¿Cómo se puede dar cuenta un padre o una madre de que está amando demasiado? Psicólogos Bilbao te explica cómo darse cuenta.

28.06.2012

Todos somos miembros de una familia. Estamos vinculados a ella a través de vínculos de amor y de sangre, pero por encima de todo esto existe y destaca una realidad que en ocasiones muestra los hechos más dolorosos que se dan dentro de la familia.

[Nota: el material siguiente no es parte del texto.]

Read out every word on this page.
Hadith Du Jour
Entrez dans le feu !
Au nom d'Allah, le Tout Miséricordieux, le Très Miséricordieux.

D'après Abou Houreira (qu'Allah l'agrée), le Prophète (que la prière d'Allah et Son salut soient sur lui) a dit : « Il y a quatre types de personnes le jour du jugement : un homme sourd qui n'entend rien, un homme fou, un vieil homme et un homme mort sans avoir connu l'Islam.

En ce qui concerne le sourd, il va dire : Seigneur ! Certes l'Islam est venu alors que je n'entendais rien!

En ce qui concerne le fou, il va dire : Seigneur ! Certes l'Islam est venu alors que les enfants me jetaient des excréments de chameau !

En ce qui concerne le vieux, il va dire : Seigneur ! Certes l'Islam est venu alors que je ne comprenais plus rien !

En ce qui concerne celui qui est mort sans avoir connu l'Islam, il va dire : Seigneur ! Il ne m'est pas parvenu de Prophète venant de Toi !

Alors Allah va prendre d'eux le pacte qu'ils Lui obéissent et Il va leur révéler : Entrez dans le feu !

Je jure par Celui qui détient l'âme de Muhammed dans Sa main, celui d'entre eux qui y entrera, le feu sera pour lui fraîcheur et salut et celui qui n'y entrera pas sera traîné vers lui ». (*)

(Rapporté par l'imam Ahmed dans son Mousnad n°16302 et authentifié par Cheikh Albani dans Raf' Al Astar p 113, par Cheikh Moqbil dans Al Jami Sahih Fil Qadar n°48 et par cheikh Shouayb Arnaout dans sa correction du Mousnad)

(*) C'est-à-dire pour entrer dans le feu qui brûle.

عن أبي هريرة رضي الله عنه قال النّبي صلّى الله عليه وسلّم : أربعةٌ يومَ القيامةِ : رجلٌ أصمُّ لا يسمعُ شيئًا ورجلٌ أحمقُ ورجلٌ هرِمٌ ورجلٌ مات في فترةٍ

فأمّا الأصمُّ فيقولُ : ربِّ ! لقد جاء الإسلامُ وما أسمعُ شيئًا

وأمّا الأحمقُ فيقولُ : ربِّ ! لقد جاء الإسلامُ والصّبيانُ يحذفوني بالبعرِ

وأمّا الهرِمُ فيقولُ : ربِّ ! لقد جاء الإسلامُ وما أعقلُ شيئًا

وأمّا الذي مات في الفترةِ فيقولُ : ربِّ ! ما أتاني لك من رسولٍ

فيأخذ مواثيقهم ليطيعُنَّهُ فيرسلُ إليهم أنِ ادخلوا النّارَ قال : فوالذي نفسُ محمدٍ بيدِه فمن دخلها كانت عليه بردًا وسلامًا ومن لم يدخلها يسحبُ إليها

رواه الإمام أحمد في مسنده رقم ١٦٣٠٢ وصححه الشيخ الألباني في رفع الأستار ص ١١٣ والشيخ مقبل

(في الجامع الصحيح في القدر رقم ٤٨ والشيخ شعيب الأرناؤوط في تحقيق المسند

Según la teoría Sistémica, cada familia es un sistema de partes interrelacionadas entre sí donde cada parte cumple una función para otra. Cada miembro de la familia tiene una influencia específica en todo el sistema, siendo la búsqueda del equilibrio una constante permanente.
Una relación tóxica es aquella donde una, o las dos personas, sufren más de lo que gozan, o se desgastan más de lo que crece. Las más injustas son aquellas relaciones tóxicas entre padres e hijos, por ser las más desiguales. Entendamos por tóxico tanto el que me hagan daño como el que me hagan exceso de bien porque es tan tóxico lo uno como lo otro. Si a una planta la dejas de regar se muere, y si la riegas en exceso también. Una persona extremadamente condescendiente, que no te da tu espacio, te limita y te cohíbe, abrumando con su amor, es absolutamente tóxica.
Este tipo de toxicidad es más común en la relación entre padres e hijos. El niño no puede hacer nada porque el padre (o la madre) es la ley, el proveedor. Generalmente los niños somatizan estos problemas llegando a enfermarse. Aquí entran aquellos niños que tienen problemas con los esfínteres, alteraciones de sueño, trastornos alimenticios, que rinden mal en colegio, tienen pésimas habilidades sociales y que incluso llegan al llamado bullying, ya sea como agresores o como agredidos, debido a la toxicidad que tienen en la relación con sus padres. Cualquiera de estos síntomas debe llamar la atención de los progenitores.
¿Cómo se puede dar cuenta un padre o una madre de que está amando demasiado? Si vemos que nuestro hijo no está creciendo de forma adecuada, tanto física, intelectual como espiritualmente, debería llamarnos la atención porque somos los proveedores de ese niño en todos los niveles. El problema de las madres sobre todo, es que las mujeres basamos nuestra autoestima en ser necesitadas, mientras tenemos alguien que nos necesita, esa persona nos equilibra. En las relaciones tóxicas tiene que haber el que necesita y el que da, y ambos se complementan perfectamente. Para que la rueda deje de girar se tiene que quitar una de las partes: o se corre aquel que necesita, o aquel que da, si esto no sucede la relación seguirá funcionando así. Las mujeres cifran mucho su valor en ser necesitadas, lo que es un gran error.
Este error nace de una baja autoestima, nosotros tenemos el concepto de si, o de autoestima, que se va generando en base a la palabra. Los primeros en emitir palabra autorizada son los padres que dicen si eres lindo, feo, tonto, bueno, etc., luego están los maestros y los pares, amigos, etc. Todos ellos van armando un concepto de lo que supuestamente uno es. Se puede seguir viviendo en esa idea si es que uno no se detiene a renegociar esas creencias, donde generalmente las que más cuestan validar son las limitantes. Este momento de renegociar se da cuando uno nota la incomodidad de cosas que no funcionan, y que pasan recurrentemente.
El mayor error que un padre (o una madre) puede cometer es no ver a su hijo, no captar sus fortalezas y debilidades y no entender que no hay una fórmula en la cual pueda encajar a todos sus hijos, si no que cada uno es un mundo diferente.